Lot n° 166

Anne FERRAND, née Anne Bellinzani, dite « la Présidente Ferrand » (1657 ?-1740) femme de …

Estimation : 800 - 1 000 EUR
Adjudication : 896 €
Description
Anne FERRAND, née Anne Bellinzani, dite « la Présidente Ferrand » (1657 ?-1740) femme de lettres ; elle avait épousé en 1676, contrainte et forcée, Michel Ferrand, président de la première Chambre des Requêtes dont elle se sépara dix ans plus tard ; elle eut avec le baron de Breteuil une liaison qu’elle transposa dans son Histoire nouvelle des amours de la jeune Bélise et de Cléante (1689). L.A., Paris, 23 août [1719], au comte Charles-Henry de Hoym à Vienne (1694-1736) ; 9 pages in-4, enveloppe avec cachet de cire rouge à tête antique.
Belle et rare lettre donnant les nouvelles du temps de la Régence.
Elle n’a pu répondre plus tôt au comte : « jai pris des Eaux qui ont produit des effets qui mont mis hors destat descrire, les chaleurs sont extremes cette année et les foibles santéz sont encore affoiblies par la ». Elle a en outre été inquiète pour la santé de son fils… Puis elle évoque ses ennuis causés par l’abbé Lenglet-Dufresnoy et R. [Rémond ?, qui l’avaient impliquée dans des conspirations contre le Régent] : « ces deux hommes la sont les seuls qui mont fait sentir ma disgrace, et jai conservé jusqu’a mes amis du palais Roial ; tous se sont mesme rechauffes pour moi »... Elle se réjouit de la nouvelle du retour d’Hoym, et parle de son amie la princesse de Carpegne, revenue de Rome : « Elle a beaucoup desprit, un grand usage du monde et elle a comme moy besoin d’aimer ; ainsi elle est fort propre au commerce et a lamitié. Je puis mesme vous assurer que son age ni le mien ne nous rendent pas plus tristes et dhumeur plus chagrine et que nous faisons quelquefois de petits repas dont vous vous acomoderiez fort et ou il ne nous manque que vous. Elle vous connest déjà et souhaitte vostre retour ; comme celui d’un de ses amis tant elle est persuadée que vous seriez du nombre ».

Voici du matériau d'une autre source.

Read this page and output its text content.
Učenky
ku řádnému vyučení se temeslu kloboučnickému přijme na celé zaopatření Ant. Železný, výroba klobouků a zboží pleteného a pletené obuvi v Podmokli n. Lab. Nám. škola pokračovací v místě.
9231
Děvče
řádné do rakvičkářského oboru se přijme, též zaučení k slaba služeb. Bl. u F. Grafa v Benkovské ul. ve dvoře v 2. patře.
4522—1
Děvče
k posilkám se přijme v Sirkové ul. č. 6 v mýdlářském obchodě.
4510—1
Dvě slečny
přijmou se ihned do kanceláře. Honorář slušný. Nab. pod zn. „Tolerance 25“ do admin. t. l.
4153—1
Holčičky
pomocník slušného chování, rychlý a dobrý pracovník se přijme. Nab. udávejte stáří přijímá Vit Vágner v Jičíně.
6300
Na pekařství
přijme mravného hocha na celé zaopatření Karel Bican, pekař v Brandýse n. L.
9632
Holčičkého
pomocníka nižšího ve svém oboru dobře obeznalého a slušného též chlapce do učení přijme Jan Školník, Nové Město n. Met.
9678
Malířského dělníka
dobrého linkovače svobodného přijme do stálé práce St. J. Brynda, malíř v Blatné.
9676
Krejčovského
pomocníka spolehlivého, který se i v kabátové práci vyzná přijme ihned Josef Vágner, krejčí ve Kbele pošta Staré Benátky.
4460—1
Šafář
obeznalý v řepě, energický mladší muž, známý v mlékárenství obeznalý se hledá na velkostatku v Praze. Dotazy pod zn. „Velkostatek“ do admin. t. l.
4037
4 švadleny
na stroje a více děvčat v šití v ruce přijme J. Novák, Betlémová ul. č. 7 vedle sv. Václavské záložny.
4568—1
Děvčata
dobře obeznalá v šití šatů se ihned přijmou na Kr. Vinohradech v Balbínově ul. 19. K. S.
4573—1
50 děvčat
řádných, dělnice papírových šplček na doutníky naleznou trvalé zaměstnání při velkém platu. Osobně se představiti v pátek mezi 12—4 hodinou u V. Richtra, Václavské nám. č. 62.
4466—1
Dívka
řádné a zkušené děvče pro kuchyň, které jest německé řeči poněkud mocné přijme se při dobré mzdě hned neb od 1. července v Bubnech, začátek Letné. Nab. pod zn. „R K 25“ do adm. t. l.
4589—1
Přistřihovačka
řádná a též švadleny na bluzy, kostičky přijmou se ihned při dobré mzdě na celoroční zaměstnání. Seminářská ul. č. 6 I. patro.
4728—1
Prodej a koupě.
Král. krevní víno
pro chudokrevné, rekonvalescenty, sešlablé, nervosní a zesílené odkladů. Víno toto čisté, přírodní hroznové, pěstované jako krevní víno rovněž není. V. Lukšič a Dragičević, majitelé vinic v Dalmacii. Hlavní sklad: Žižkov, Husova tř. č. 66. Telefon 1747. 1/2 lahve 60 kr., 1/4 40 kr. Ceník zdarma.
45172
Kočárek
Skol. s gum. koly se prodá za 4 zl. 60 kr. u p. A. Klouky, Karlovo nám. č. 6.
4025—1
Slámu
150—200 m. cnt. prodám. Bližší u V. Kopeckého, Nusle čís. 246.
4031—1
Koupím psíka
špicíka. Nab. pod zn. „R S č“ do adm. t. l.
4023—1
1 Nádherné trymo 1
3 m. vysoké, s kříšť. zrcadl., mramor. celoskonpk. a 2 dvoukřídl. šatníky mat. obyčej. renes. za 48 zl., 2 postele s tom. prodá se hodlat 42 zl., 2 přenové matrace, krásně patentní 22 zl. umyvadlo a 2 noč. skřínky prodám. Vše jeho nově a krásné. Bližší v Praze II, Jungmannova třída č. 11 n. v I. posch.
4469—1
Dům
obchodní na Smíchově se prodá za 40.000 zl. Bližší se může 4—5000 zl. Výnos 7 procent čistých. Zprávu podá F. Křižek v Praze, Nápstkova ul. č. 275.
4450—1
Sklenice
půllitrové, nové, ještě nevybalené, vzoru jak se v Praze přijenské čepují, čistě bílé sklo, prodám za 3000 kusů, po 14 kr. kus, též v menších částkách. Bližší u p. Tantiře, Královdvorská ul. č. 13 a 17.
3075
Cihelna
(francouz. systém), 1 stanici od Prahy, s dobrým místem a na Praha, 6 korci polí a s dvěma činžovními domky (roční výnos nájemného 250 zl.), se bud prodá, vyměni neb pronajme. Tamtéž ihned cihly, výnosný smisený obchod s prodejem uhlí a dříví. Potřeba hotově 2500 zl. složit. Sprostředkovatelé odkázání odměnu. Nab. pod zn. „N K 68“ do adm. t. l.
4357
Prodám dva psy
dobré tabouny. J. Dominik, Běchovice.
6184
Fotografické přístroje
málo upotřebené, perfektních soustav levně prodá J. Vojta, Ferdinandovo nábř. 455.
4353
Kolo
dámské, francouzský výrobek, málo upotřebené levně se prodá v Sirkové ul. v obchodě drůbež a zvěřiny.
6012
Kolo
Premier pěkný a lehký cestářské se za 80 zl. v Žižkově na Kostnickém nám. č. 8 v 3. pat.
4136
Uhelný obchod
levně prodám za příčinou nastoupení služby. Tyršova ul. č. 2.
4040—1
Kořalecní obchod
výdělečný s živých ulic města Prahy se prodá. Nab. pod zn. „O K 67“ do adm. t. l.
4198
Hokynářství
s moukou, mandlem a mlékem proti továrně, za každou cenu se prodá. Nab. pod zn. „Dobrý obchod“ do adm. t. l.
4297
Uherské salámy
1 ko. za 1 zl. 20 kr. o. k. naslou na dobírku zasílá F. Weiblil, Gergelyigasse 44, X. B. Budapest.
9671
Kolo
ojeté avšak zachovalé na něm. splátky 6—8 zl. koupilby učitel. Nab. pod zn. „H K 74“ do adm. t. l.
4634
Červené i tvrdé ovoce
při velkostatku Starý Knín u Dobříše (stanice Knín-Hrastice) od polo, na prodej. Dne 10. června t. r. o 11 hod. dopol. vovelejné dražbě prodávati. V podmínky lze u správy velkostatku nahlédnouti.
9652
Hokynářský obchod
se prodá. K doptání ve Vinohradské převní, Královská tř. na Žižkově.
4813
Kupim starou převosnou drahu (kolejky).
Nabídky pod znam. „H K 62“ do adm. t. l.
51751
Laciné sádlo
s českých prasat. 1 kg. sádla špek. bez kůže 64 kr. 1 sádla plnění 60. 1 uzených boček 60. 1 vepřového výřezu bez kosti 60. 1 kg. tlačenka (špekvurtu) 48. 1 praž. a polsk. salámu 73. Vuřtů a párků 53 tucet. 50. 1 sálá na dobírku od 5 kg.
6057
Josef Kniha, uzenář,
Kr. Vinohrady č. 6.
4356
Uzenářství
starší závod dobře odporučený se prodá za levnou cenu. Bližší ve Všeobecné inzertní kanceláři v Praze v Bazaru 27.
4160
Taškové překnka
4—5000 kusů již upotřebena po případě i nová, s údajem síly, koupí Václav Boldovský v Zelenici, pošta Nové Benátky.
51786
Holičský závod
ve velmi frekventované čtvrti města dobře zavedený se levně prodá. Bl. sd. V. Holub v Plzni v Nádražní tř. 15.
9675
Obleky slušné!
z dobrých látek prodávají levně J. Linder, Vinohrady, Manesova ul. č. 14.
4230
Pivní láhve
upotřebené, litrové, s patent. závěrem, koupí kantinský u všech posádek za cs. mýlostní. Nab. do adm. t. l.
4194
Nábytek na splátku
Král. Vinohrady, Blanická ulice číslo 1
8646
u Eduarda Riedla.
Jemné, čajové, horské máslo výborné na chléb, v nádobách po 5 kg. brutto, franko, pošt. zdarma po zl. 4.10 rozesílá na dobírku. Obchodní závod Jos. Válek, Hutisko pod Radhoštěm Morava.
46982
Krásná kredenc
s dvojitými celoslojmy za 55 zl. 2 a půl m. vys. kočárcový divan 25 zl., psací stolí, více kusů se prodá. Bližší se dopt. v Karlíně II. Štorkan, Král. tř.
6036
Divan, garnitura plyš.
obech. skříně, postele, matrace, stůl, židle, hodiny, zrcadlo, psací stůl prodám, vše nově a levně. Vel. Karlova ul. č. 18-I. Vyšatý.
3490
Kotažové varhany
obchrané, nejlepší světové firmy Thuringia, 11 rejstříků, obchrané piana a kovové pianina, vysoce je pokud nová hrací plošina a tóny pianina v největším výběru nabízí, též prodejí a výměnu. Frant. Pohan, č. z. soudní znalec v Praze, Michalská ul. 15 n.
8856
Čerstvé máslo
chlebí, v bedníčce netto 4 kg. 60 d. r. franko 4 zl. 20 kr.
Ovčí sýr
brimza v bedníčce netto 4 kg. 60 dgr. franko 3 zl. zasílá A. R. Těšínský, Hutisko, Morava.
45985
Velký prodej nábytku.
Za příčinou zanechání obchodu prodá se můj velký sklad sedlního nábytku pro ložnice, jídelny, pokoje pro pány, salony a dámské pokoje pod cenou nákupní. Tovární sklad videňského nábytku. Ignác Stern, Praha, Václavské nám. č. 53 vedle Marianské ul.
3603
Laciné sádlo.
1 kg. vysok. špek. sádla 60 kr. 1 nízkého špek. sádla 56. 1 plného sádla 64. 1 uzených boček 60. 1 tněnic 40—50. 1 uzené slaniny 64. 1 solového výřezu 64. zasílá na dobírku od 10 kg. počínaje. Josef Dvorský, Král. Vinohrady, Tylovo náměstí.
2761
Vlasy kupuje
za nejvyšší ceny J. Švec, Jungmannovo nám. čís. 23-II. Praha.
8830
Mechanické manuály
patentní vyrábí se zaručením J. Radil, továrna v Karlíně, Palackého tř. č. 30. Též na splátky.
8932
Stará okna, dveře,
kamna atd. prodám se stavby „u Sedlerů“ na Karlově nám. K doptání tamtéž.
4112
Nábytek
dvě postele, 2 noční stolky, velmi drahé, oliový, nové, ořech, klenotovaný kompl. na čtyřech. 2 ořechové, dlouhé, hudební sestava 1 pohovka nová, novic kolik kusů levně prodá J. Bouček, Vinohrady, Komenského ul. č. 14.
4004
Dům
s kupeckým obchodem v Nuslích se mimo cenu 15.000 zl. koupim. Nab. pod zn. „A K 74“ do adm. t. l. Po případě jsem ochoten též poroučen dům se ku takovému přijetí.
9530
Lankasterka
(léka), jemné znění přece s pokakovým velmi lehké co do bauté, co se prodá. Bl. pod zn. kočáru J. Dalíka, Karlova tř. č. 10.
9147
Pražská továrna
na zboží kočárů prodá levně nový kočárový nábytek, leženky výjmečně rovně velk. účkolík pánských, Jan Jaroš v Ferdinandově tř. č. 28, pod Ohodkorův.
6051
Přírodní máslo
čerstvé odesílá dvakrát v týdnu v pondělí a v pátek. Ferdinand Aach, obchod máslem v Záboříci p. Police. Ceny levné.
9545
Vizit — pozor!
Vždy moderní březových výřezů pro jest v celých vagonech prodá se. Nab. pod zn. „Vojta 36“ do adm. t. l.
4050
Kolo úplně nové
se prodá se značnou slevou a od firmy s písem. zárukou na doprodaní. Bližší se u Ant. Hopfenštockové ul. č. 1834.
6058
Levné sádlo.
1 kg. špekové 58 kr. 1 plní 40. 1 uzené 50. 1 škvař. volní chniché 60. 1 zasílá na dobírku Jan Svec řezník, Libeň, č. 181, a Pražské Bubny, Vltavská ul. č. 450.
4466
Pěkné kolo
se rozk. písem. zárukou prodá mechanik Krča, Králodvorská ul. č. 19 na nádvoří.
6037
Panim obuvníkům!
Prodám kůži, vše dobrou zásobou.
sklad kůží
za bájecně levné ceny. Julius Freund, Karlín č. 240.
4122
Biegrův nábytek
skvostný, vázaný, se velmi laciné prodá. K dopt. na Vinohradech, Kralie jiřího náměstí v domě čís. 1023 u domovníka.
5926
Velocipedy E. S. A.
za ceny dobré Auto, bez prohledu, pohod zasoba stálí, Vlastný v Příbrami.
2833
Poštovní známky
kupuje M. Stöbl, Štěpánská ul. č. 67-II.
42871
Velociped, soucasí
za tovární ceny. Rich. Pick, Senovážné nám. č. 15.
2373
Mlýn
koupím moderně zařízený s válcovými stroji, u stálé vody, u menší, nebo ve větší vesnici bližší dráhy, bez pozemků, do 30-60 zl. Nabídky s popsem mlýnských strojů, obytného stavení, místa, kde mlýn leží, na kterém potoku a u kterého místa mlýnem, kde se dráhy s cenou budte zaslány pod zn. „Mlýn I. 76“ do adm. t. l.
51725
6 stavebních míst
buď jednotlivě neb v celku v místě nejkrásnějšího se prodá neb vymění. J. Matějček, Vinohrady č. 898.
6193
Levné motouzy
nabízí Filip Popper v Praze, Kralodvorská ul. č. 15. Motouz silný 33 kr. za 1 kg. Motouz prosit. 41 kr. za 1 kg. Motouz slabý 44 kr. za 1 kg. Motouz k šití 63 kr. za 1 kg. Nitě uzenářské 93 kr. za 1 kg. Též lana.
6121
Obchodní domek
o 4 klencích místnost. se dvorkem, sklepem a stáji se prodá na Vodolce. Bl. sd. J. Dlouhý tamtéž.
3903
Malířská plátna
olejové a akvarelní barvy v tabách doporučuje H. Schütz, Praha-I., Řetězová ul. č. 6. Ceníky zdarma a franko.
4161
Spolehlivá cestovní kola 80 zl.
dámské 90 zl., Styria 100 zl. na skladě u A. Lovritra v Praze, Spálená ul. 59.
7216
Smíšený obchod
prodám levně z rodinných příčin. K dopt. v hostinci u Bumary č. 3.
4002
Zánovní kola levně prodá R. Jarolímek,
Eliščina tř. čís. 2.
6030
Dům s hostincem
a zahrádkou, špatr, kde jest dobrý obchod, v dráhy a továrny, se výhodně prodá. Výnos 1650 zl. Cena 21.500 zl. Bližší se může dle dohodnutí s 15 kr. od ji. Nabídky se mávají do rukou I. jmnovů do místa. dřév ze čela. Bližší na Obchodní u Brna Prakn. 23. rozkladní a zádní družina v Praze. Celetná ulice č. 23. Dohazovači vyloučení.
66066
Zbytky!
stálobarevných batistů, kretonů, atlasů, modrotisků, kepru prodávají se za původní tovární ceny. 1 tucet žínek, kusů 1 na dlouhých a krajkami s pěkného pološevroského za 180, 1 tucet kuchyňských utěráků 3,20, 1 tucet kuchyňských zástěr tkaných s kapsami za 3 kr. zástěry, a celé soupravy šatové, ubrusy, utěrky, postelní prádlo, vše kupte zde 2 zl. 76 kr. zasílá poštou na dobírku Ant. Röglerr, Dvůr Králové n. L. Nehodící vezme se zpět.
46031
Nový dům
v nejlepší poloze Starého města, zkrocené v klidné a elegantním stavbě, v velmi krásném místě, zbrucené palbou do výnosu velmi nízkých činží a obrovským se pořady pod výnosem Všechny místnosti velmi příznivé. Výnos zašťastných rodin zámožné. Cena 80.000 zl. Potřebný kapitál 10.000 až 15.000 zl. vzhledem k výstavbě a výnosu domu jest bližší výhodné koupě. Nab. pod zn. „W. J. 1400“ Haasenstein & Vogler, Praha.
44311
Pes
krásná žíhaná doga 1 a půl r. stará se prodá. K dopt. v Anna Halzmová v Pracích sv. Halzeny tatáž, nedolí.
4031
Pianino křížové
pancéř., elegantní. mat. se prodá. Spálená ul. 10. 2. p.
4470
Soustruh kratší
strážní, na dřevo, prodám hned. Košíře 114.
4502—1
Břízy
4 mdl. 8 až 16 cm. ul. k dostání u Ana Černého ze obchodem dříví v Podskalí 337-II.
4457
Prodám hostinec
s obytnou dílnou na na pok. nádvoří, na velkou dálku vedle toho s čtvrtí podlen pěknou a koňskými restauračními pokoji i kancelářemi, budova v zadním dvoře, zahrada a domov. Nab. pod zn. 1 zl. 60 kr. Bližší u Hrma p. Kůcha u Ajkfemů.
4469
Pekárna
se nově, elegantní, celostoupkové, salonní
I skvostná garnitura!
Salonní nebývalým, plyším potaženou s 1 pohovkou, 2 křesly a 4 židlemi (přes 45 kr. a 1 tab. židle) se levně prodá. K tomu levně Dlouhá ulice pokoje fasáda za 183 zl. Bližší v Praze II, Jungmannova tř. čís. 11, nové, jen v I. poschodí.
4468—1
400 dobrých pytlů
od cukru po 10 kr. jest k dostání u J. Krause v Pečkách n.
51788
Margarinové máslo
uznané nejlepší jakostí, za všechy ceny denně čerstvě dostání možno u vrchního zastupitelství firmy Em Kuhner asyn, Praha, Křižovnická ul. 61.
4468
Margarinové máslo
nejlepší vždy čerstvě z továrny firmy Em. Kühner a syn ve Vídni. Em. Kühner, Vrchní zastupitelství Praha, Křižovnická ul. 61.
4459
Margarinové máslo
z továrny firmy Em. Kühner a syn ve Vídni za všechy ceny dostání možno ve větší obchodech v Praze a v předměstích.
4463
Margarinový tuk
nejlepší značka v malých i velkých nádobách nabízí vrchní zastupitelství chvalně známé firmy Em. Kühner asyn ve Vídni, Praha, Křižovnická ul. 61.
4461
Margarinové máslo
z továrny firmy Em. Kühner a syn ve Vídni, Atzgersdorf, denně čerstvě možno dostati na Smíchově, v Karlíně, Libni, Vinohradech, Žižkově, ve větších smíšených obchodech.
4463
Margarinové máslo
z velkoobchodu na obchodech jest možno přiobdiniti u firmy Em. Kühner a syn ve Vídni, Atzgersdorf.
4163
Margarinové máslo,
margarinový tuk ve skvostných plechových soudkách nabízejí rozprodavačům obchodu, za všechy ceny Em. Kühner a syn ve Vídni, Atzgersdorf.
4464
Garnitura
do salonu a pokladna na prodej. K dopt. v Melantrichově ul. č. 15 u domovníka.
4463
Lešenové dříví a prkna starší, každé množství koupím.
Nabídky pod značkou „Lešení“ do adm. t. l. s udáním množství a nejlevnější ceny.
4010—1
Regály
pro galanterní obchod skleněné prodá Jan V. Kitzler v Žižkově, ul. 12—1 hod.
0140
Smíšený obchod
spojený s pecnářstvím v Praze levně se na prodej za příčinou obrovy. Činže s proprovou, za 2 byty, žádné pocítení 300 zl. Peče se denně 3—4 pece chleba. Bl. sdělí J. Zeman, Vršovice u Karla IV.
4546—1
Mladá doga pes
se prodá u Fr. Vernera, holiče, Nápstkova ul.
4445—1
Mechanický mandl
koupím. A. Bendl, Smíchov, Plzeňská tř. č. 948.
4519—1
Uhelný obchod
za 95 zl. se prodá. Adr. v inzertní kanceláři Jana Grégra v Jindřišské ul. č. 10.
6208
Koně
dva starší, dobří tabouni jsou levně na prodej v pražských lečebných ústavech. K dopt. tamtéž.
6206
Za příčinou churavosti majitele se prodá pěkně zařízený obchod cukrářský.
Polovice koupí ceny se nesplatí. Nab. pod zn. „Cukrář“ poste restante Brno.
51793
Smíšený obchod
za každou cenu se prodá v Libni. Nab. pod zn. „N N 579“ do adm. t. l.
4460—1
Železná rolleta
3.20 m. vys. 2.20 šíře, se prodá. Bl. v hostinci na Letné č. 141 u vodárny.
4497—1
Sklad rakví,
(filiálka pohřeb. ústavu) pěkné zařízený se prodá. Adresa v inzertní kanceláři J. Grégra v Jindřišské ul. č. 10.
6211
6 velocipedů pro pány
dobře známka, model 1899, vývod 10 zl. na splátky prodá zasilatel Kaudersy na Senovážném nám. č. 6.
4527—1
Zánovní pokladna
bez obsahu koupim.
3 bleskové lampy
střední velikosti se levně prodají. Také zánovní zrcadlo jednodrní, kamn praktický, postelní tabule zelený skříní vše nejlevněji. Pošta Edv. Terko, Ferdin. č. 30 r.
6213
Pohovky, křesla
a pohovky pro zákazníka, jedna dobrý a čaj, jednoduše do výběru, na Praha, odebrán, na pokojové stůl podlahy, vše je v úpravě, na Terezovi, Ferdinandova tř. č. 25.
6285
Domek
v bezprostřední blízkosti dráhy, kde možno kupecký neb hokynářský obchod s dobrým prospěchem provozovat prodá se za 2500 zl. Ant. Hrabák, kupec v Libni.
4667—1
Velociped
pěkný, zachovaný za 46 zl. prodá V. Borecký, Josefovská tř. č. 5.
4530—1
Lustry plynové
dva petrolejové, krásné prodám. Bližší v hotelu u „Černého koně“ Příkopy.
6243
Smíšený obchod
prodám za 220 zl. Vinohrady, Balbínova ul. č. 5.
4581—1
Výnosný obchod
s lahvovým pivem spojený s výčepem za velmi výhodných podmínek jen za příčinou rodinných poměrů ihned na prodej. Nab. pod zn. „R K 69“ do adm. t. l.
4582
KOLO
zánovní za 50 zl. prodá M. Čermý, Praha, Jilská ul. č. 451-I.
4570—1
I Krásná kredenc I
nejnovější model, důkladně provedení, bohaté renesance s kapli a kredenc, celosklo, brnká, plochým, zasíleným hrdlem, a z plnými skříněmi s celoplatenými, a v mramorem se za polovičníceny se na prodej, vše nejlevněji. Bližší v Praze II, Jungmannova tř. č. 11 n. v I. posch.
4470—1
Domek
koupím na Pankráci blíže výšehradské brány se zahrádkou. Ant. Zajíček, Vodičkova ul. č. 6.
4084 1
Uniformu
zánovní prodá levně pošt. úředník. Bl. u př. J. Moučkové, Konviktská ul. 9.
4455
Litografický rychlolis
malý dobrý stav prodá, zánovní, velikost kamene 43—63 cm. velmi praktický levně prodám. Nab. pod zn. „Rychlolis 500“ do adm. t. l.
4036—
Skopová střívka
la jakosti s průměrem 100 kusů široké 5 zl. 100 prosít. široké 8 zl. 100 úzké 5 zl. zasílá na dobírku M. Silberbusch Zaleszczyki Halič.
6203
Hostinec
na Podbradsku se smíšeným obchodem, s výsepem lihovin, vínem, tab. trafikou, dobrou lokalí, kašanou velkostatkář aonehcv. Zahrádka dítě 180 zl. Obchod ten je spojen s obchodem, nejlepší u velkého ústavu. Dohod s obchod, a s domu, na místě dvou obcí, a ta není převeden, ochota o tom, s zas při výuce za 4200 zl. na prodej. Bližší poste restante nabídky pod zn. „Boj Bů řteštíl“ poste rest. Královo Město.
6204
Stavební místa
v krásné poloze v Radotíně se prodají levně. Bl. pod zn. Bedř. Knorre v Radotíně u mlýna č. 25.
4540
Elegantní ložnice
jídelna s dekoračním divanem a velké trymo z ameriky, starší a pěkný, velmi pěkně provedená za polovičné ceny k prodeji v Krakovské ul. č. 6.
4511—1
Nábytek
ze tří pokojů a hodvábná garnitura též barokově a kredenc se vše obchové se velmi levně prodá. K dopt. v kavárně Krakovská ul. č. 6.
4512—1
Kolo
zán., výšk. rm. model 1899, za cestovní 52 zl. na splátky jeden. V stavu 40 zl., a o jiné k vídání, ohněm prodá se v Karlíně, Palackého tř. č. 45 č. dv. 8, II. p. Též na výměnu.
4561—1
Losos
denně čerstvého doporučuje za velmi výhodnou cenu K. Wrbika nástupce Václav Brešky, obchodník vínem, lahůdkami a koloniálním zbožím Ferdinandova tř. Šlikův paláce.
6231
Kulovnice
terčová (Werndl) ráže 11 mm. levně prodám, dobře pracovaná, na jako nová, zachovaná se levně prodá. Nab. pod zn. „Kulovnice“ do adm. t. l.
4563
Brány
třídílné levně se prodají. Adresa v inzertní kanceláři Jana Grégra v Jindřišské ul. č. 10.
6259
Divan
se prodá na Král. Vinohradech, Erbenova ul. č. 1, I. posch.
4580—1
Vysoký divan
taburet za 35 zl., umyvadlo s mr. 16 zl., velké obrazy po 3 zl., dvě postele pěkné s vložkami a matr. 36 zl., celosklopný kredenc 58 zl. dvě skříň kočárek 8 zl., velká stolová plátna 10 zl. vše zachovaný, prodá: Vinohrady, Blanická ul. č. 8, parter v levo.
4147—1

 Puis elle parle des affaires publiques, de Law qui a « tout largent du royaume et que le Roy trouve par la banque des secours qui lui espargne demprunter à gros interest et de mettre des imposts » ; de la guerre avec l’Espagne : « on a perdu beaucoup de monde de maladie & depencé beaucoup dargent » ; du blocus de Saint-Sébastien, du prince de Conti malade, des nouvelles de Sicile toujours incertaines mais où les Impériaux ont subi des revers ; de la mort de la duchesse de Berri « d’une façon bien terrible » ; du Régent qui s’est fait une entorse ; des Réflexions critiques sur la poésie et sur la peinture de l’abbé Dubos, « un etrange livre : point de stile, point dordre, aussi peu de justesse et de goust » ; de la folie pour le Mississipi (la Compagnie d’Occident créée par Law) : « on se tüe pour vendre et pour achepter des actions. […] Les plus grands seigneurs ne bougent de chez les agens de change ; c’est une manie si generale et si outrée que tout ce que je puerois vous en dire ne vous feroit pas comprendre ce qui se passe ici ; il me paroitroit aisé de se consoler de n’avoir pas ce mississipi mais je suis inconsolable de voir lamour de largent éteindre tout autre goust et je ne puis trouver les plus jolies femmes aimables en les voyant ocupées du matin au soir de billets de banques et dactions sur mississipi ; elles vendent leurs pierreries pour y mettre ; dieu sçay si elle niront point plus loin ». Elle termine en annonçant l’arrivée du prince de Soubise et la reddition de Saint-Sébastien…
Baron Jérôme Pichon, Vie de Charles-Henry, comte de Hoym, ambassadeur de Saxe-Pologne en France et célèbre amateur de livres (Paris, Techener, 1880, p. 215-219).